As explained in the Federal Register, the visa bonds are a pilot program, slated to run from August 20, 2025, to August 5, 2026:
“The Department intends to use the results of the Pilot Program to assess the operational feasibility of posting, processing, and discharging visa bonds and to assess the burden such a program places on government agencies, which will inform any future decision concerning the possible use of visa bonds to address visa overstay rates and other security concerns, relative to operational considerations. The operational feasibility of posting, processing, and discharging visa bonds focuses on assessing the burdens such a program places on government agencies and identifying challenges that might arise from the interagency process for implementing visa bonds. While this Pilot Program is primarily designed to study the operational feasibility of implementing visa bonds, data collected during the Pilot may also be used to determine the effectiveness of visa bonds at reducing overstays, evaluate concerns about insufficient identity verification, and the extent to which visa bonds may deter otherwise legitimate B-1 and B-2 visa applicants from traveling to the United States.”
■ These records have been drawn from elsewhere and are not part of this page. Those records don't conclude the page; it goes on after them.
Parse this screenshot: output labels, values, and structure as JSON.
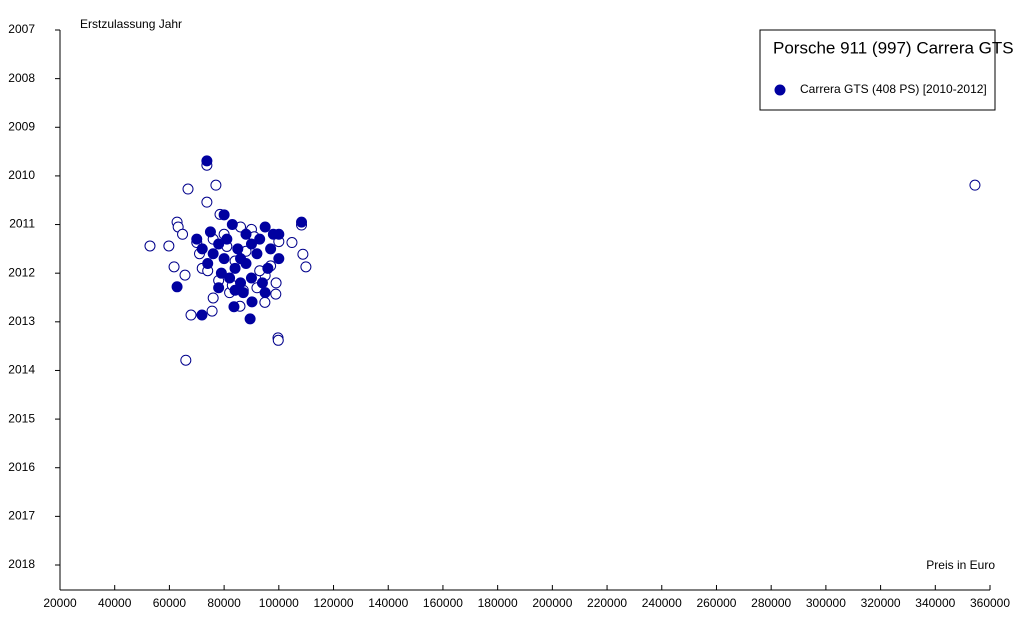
{
  "chart_data": {
    "type": "scatter",
    "title": "Porsche 911 (997) Carrera GTS",
    "ylabel": "Erstzulassung Jahr",
    "xlabel": "Preis in Euro",
    "xlim": [
      20000,
      360000
    ],
    "xticks": [
      20000,
      40000,
      60000,
      80000,
      100000,
      120000,
      140000,
      160000,
      180000,
      200000,
      220000,
      240000,
      260000,
      280000,
      300000,
      320000,
      340000,
      360000
    ],
    "ylim": [
      2007,
      2018
    ],
    "yticks": [
      2007,
      2008,
      2009,
      2010,
      2011,
      2012,
      2013,
      2014,
      2015,
      2016,
      2017,
      2018
    ],
    "y_inverted": true,
    "series": [
      {
        "color": "#00008b",
        "filled": false,
        "x": [
          52900,
          66000,
          354500,
          99700,
          99800,
          77000,
          73700,
          66800,
          62800,
          63200,
          61700,
          59800,
          65700,
          67900,
          75600,
          76000,
          108800,
          109900,
          104800,
          98900,
          94900,
          85800,
          73700,
          78500,
          108300,
          70000,
          64800,
          72000,
          74000,
          80000,
          82000,
          86000,
          90000,
          92000,
          95000,
          97000,
          100000,
          88000,
          84000,
          78000,
          76000,
          71000,
          83000,
          91000,
          93000,
          87000,
          81000,
          99000
        ],
        "y": [
          2011.44,
          2013.79,
          2010.19,
          2013.33,
          2013.38,
          2010.19,
          2010.54,
          2010.27,
          2010.95,
          2011.05,
          2011.87,
          2011.44,
          2012.04,
          2012.86,
          2012.78,
          2012.51,
          2011.61,
          2011.87,
          2011.37,
          2012.43,
          2012.6,
          2012.68,
          2009.78,
          2010.79,
          2011.01,
          2011.37,
          2011.2,
          2011.9,
          2011.95,
          2011.2,
          2012.4,
          2011.05,
          2011.1,
          2012.3,
          2012.05,
          2011.85,
          2011.35,
          2011.55,
          2011.75,
          2012.15,
          2011.3,
          2011.6,
          2012.25,
          2011.25,
          2011.95,
          2012.35,
          2011.45,
          2012.2
        ]
      },
      {
        "name": "Carrera GTS (408 PS) [2010-2012]",
        "color": "#0000a0",
        "filled": true,
        "x": [
          73700,
          62800,
          71900,
          89500,
          108300,
          83600,
          90200,
          80000,
          83000,
          95000,
          88000,
          75000,
          70000,
          72000,
          78000,
          85000,
          90000,
          98000,
          100000,
          92000,
          86000,
          80000,
          76000,
          74000,
          84000,
          88000,
          96000,
          100000,
          82000,
          79000,
          86000,
          90000,
          94000,
          78000,
          84000,
          87000,
          95000,
          81000,
          93000,
          97000
        ],
        "y": [
          2009.69,
          2012.28,
          2012.86,
          2012.94,
          2010.95,
          2012.69,
          2012.59,
          2010.8,
          2011.0,
          2011.05,
          2011.2,
          2011.15,
          2011.3,
          2011.5,
          2011.4,
          2011.5,
          2011.4,
          2011.2,
          2011.2,
          2011.6,
          2011.7,
          2011.7,
          2011.6,
          2011.8,
          2011.9,
          2011.8,
          2011.9,
          2011.7,
          2012.1,
          2012.0,
          2012.2,
          2012.1,
          2012.2,
          2012.3,
          2012.35,
          2012.4,
          2012.4,
          2011.3,
          2011.3,
          2011.5
        ]
      }
    ]
  }
}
Given that the 2024 GNI per capita for Malawi is $540, and for Zambia it's $1,260, a bond of $15,000 is likely to discourage a large amount of travel to the US, regardless of any intention to overstay.
One final note. The State Department guidance on the visa bonds notes that they will be forfeited when individuals apply for political asylum. Maybe the next step is to amend the inscription on the Statue of Liberty to read “Give me your tired, your poor, your huddled masses yearning to breathe free…for $15,000.”
Thanks to Dany Bahar, Helen Dempster, and Emily Schabacker for comments. All errors are my own.